Затем… Я уж не помню, что именно случилось. Но что-то было. Осложнения на Дальнем Востоке, затем недород во внутренних губерниях — вообще события, на которые публицисту нельзя не откликнуться. Словом, был страшным образом занят. Масса обязанностей. Положительное отсутствие времени. При спешной, лихорадочной газетной работе… Потом рассказ, вероятно, куда-то затерялся. Я не мог его найти…
Недавно я встретил в одном новом журнале под рассказом подпись Мауриной. Вечером я встретился с редактором.
— Кстати, а у вас Маурина пишет?
— А вы ее знаете? Правда, прелестный ребенок?
— Да?
— И премило пишет, премило.

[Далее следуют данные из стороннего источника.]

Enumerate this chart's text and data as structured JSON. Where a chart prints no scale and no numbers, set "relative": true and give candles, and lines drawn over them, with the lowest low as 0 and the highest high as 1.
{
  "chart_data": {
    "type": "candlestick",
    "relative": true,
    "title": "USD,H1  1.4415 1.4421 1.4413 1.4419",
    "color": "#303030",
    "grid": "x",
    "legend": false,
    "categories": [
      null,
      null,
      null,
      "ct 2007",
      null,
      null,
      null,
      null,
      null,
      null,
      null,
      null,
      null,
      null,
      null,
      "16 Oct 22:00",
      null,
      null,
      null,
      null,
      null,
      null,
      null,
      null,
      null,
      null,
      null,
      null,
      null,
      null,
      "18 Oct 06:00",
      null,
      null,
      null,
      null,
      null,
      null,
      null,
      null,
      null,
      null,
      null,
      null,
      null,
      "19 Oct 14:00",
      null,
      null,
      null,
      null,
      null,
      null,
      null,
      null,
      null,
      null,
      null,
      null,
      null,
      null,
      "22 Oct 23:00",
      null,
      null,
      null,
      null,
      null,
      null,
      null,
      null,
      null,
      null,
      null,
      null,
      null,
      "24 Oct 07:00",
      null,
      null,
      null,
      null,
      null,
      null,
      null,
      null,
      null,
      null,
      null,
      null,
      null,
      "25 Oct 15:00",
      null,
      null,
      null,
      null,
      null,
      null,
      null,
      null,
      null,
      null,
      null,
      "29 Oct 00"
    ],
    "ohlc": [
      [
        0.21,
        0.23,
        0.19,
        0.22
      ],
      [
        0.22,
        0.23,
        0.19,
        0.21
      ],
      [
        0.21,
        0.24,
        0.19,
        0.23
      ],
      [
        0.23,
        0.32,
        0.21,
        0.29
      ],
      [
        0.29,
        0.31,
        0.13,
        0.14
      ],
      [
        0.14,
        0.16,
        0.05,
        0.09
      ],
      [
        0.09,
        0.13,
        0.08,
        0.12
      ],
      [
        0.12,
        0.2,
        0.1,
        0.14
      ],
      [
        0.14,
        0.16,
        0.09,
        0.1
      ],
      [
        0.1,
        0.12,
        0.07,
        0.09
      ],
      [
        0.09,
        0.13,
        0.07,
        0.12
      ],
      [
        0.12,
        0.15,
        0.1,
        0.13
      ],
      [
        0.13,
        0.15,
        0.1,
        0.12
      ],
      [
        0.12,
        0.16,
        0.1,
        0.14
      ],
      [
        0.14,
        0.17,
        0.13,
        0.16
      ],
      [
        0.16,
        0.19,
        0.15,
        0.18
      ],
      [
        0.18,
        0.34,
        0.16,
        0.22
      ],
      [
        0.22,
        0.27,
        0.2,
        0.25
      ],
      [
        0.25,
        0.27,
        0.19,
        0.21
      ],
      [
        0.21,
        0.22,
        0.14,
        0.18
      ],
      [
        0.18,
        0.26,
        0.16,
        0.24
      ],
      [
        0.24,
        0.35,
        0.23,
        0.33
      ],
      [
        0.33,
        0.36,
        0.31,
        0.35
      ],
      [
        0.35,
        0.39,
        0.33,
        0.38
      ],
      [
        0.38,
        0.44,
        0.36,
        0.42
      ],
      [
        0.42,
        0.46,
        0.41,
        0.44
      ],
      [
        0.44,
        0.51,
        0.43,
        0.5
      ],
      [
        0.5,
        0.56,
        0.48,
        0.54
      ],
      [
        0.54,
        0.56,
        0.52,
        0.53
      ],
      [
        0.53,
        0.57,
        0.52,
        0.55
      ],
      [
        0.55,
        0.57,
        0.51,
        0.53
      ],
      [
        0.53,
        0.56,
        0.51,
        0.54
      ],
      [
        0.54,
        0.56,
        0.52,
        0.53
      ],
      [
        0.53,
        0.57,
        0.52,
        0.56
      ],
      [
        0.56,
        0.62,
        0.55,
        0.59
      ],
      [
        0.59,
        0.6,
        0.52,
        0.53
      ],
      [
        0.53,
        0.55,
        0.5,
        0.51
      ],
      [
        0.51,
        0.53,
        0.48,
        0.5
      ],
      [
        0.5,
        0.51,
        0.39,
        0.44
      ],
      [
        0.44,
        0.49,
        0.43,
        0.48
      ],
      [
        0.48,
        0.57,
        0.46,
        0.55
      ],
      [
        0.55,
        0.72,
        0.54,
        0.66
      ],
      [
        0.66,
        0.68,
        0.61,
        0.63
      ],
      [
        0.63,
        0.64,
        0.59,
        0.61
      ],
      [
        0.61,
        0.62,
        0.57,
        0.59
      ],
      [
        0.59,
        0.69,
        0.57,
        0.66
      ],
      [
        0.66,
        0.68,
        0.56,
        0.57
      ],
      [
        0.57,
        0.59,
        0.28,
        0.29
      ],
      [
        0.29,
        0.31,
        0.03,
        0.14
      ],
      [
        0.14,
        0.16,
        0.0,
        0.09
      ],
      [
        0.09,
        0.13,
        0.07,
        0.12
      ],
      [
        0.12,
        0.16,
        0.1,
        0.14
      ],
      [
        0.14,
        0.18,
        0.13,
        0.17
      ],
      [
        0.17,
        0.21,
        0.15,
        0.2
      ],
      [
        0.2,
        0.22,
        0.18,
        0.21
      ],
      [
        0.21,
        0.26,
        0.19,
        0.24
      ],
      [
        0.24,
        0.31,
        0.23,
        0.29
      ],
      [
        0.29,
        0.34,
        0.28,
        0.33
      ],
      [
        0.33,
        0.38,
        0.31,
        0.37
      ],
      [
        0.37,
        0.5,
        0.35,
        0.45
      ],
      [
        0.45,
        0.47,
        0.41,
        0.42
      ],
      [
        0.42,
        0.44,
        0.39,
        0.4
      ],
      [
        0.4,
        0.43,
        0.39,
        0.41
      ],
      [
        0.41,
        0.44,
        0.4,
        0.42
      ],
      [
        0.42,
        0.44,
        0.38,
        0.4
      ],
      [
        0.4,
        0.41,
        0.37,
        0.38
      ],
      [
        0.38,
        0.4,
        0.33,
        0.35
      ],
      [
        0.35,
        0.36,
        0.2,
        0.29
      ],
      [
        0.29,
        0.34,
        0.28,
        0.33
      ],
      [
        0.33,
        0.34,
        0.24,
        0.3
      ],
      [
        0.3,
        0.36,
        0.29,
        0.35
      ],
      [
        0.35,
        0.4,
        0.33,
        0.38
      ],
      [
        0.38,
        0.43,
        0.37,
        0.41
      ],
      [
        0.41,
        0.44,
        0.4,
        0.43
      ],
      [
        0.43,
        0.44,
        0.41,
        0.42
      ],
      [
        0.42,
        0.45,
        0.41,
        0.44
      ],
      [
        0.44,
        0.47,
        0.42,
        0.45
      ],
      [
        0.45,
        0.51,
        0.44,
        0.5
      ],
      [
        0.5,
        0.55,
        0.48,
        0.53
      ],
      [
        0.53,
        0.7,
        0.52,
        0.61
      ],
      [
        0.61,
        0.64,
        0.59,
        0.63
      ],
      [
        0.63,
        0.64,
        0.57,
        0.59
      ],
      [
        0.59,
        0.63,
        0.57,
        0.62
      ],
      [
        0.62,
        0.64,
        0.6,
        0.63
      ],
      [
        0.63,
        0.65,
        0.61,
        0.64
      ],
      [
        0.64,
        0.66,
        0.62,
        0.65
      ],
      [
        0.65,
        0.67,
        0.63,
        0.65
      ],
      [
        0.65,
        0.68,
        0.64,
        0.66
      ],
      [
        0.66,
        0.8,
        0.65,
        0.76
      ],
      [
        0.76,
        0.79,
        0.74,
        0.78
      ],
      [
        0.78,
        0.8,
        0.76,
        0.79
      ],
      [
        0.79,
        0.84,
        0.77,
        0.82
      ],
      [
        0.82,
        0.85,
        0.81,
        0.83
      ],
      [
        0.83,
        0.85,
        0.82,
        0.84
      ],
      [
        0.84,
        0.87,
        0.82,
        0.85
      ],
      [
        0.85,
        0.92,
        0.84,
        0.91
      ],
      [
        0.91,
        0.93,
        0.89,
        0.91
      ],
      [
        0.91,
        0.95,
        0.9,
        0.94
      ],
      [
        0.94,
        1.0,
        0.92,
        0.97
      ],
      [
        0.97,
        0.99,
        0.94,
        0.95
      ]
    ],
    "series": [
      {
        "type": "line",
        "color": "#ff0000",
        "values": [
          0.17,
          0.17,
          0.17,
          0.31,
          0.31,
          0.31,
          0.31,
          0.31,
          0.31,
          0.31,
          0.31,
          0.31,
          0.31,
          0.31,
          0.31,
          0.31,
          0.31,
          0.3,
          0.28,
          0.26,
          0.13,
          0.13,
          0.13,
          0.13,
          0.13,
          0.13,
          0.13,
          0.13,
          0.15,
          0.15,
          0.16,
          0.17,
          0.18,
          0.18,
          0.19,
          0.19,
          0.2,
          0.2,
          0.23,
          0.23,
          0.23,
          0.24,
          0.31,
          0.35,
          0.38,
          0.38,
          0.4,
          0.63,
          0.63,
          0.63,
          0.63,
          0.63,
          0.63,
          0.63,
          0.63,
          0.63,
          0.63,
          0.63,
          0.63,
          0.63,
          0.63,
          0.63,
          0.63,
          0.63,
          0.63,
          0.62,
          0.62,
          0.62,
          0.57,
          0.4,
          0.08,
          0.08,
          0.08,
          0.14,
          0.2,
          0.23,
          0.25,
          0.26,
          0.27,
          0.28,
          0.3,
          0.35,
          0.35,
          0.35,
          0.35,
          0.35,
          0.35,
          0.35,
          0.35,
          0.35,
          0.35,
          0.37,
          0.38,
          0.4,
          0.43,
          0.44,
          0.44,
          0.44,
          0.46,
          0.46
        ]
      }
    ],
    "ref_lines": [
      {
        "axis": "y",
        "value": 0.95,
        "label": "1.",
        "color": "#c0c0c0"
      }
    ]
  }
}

Конечно, немножечко по-дамски. Длинноты там, отступления. Приходится переделывать, перерабатывать. Но для такого талантливого ребенка прямо не жаль. У нас в редакции ее все любят. Прямо, — войдет, словно луч солнца заиграет. Прелестная такая. Детское личико. Чудная блондинка.
— Ах, она блондинка?
— Блондинка. А что?
— Так… Ничего…
Поэтесса
(рассказ одного критика)
— Как вам г-н Пулеметов.
Пулеметов! Пулеметов! Где я слышал эту фамилию?
— Просят принять их на одну минутку. Говорят, что по очень важному делу.
— Хорошо. Проси.
Влетел господин. В нем было что-то виляющее.
На лице было написано:
— Не убий!
Он схватил меня обеими руками за руку.
— Ради бога, простите, что отнимаю у вас время… Не задержу, не задержу!.. Очень, очень рад познакомиться. Давно хотелось. Всегда с таким удовольствием… Мы ваши ужасные поклонники. В особенности жена! Прямо влюблена. Утром, знаете, как только проснется, еще в постели, первым долгом: «Где он?»… Это про вас, а не про что-нибудь другое.
— Очень, очень благодарен. Очень лестно…
Г-н Пулеметов захихикал.
— Вы знаете, я уж даже ее ревную к вам. Ей-богу!
— Очень вам благодарен. Чем могу?
Г-н Пулеметов посмотрел мне в глаза с любовью.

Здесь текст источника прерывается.